Open Source Software Stack for TPM 2.0

Infineon's new open source TPM middleware complies with the ESAPI (Enhanced System API) specifications for software stacks (TSS) of the Trusted Computing Group (TCG) and thus offers the open source community significant advantages in application development.

The TSS-ESAPI layer is freely available for everyone. Infineon has supported the development of ESAPI by the Fraunhofer Institute for Secure Information Technology SIT, a long-standing cooperation partner in this field. Infineon's ESAPI layer is based on the SAPI layer developed by Intel and includes new API functions that simplify the use and integration of the TPM. This facilitates connection to the TPM via an application that enables secure communication between the host processor and the TPM as well as the authorization using HMAC (Message Authentication Code).

The stack based on the ESAPI layer includes support for OpenSSL. The Infineon Optiga TPM can be used as a secure keystore for OpenSSL via a standard interface to protect the device communication secured with SSL&TLS. This protects the keys from vulnerabilities such as the notorious "Heartbleed" bug.

The TSS stack and ESAPI layer are published under the 2-clause BSD open source license.
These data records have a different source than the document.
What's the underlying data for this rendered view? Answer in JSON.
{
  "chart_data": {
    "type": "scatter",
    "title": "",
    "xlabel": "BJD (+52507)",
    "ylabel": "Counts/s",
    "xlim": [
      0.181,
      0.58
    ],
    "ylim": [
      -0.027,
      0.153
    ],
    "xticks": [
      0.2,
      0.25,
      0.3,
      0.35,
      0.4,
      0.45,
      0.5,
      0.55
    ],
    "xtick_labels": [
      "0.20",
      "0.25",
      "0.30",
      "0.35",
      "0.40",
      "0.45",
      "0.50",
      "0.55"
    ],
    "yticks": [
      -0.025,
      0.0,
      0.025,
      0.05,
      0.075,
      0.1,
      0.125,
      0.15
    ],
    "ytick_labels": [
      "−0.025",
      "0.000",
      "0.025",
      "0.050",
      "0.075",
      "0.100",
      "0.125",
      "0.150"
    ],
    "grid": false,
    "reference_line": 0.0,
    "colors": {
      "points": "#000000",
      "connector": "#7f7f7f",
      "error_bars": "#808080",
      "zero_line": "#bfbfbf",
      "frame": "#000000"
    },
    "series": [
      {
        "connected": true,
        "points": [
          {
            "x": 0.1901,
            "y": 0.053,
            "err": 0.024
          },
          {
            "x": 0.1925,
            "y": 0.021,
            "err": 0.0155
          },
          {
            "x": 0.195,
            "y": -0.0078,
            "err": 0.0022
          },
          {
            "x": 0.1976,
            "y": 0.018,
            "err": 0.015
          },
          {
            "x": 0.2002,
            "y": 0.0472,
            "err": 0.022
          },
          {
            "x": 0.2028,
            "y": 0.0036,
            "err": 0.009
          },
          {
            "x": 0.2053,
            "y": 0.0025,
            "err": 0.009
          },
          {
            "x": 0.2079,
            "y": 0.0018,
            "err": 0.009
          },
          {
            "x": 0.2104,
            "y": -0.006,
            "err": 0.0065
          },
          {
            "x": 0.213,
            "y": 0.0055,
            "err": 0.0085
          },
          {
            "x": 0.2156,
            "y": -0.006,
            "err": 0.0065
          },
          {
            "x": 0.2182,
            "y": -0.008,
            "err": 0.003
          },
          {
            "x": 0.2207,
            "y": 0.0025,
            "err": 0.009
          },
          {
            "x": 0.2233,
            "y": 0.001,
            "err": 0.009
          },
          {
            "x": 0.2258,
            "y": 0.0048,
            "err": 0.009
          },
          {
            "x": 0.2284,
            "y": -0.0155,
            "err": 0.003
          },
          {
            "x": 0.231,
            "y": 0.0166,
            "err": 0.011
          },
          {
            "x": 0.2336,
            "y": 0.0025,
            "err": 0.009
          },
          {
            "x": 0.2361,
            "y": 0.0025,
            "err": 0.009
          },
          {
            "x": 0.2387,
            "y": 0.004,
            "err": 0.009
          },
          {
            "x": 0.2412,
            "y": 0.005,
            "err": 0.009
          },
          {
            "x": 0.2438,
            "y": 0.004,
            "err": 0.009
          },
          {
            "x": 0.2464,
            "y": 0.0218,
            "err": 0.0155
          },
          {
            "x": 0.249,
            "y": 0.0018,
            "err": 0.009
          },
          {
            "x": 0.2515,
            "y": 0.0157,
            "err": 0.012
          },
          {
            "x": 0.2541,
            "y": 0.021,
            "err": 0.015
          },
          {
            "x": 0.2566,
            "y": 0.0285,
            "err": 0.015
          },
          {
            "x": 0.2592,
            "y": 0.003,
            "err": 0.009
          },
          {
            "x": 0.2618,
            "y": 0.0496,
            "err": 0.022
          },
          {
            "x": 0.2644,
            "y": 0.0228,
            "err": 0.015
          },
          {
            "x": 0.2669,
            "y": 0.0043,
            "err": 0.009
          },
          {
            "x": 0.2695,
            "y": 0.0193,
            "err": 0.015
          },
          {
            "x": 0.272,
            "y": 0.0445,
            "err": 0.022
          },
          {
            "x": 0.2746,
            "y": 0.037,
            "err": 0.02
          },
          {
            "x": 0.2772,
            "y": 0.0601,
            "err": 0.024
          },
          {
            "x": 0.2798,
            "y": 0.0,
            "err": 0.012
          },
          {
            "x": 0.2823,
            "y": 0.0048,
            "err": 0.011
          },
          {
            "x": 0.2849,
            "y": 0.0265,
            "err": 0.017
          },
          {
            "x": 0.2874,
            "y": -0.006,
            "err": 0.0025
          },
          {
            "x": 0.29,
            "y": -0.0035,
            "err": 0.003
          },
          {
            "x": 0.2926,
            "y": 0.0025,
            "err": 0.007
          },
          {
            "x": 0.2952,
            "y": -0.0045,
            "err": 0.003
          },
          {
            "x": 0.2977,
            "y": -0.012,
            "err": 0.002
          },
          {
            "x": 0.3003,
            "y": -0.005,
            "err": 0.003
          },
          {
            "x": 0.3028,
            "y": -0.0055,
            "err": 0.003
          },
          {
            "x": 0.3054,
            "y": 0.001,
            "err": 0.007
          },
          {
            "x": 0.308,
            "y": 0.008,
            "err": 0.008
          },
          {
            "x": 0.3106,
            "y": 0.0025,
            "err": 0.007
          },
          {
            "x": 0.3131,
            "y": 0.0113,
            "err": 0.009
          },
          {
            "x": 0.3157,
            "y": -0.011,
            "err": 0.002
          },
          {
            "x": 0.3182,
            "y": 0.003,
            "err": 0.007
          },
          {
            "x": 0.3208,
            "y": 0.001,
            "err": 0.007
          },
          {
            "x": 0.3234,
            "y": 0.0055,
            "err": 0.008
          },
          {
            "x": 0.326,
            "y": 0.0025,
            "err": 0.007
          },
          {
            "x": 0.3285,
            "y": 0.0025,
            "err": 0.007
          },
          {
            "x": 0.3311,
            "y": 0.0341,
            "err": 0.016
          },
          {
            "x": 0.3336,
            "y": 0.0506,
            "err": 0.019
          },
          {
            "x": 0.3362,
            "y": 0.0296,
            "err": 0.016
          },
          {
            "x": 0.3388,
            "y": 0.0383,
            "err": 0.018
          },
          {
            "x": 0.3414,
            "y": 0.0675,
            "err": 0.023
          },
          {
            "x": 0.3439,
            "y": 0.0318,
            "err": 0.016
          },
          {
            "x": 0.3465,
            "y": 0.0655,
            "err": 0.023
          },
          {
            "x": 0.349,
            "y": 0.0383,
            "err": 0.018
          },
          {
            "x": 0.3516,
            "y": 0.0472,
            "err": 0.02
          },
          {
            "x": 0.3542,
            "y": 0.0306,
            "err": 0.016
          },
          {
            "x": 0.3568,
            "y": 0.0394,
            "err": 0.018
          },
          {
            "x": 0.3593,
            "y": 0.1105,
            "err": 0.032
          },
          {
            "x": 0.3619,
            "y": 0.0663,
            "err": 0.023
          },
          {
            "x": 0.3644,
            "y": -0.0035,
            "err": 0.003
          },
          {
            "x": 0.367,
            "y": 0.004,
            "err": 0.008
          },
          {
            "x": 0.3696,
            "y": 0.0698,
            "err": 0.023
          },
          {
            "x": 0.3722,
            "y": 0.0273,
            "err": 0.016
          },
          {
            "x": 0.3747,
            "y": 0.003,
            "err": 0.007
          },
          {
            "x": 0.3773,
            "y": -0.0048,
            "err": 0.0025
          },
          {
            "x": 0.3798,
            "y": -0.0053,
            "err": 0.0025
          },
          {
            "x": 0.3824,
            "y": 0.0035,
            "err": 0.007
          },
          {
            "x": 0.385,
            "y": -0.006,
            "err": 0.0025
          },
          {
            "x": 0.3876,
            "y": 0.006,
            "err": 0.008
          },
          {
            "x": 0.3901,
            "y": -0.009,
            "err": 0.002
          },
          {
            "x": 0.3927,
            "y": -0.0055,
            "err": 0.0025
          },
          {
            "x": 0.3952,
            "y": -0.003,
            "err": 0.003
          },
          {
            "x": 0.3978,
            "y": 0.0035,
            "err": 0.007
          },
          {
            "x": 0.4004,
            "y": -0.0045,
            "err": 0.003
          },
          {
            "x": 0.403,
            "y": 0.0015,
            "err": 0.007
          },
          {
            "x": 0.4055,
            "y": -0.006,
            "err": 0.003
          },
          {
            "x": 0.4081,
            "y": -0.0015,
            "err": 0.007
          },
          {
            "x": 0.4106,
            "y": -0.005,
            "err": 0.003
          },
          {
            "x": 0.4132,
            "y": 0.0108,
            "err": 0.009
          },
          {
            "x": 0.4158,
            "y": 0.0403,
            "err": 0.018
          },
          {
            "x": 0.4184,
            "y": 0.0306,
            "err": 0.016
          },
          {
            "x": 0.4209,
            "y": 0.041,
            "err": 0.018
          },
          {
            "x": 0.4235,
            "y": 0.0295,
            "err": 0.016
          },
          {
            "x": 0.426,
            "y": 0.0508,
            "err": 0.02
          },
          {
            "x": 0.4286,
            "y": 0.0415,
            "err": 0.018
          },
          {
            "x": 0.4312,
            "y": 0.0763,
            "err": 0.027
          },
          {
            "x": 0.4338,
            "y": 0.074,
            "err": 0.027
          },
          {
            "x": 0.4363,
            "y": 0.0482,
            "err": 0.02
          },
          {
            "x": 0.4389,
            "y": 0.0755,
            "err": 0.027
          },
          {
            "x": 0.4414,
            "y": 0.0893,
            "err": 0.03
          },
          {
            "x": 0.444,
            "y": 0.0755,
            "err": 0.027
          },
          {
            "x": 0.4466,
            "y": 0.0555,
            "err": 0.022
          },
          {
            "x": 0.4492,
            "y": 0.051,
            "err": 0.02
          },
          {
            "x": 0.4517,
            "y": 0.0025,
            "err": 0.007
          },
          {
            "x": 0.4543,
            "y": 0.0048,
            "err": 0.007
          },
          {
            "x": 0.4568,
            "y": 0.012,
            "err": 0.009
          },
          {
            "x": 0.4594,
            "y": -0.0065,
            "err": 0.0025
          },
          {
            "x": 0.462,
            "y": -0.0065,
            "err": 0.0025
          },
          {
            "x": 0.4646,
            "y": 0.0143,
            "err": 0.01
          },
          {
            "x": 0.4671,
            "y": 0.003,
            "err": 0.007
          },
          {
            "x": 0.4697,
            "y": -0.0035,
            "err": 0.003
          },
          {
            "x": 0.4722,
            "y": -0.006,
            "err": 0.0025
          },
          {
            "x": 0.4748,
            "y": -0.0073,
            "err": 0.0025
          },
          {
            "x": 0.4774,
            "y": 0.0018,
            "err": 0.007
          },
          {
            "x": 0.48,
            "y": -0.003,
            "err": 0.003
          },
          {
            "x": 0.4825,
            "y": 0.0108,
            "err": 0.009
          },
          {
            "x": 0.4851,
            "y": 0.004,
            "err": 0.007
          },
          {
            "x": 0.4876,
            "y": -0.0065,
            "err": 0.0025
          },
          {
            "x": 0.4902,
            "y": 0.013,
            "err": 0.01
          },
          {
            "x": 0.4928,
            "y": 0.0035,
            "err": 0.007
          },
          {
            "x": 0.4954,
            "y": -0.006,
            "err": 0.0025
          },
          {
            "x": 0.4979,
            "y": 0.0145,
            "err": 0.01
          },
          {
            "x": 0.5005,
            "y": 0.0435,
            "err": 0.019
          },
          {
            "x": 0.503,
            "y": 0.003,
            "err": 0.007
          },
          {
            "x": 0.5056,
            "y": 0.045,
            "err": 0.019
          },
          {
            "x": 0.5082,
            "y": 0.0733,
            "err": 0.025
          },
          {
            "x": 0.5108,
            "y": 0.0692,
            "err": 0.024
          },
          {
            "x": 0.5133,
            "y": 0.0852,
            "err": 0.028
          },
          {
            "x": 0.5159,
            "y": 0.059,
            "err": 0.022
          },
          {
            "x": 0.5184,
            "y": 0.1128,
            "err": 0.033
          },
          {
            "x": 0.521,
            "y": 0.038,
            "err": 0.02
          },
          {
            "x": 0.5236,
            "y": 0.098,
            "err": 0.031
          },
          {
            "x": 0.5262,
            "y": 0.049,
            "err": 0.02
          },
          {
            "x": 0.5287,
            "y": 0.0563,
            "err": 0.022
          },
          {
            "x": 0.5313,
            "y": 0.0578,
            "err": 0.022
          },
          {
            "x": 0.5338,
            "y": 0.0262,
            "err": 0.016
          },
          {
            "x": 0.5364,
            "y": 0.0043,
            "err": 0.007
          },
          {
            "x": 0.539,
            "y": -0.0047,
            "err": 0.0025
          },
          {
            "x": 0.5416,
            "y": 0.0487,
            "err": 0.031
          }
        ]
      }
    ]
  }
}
ESAPI was developed and validated by a large community to achieve the high quality and stability required for modern embedded and IoT systems. For industrial and automotive customers, the code has been developed using industry standards and through continuous integration and testing. In addition, a thorough four-eye review and static code analysis was performed using Clang and Coverity. Furthermore, the stack on the Infineon Optiga TPM SLB 9670 was tested and evaluated with the latest TPM specifications.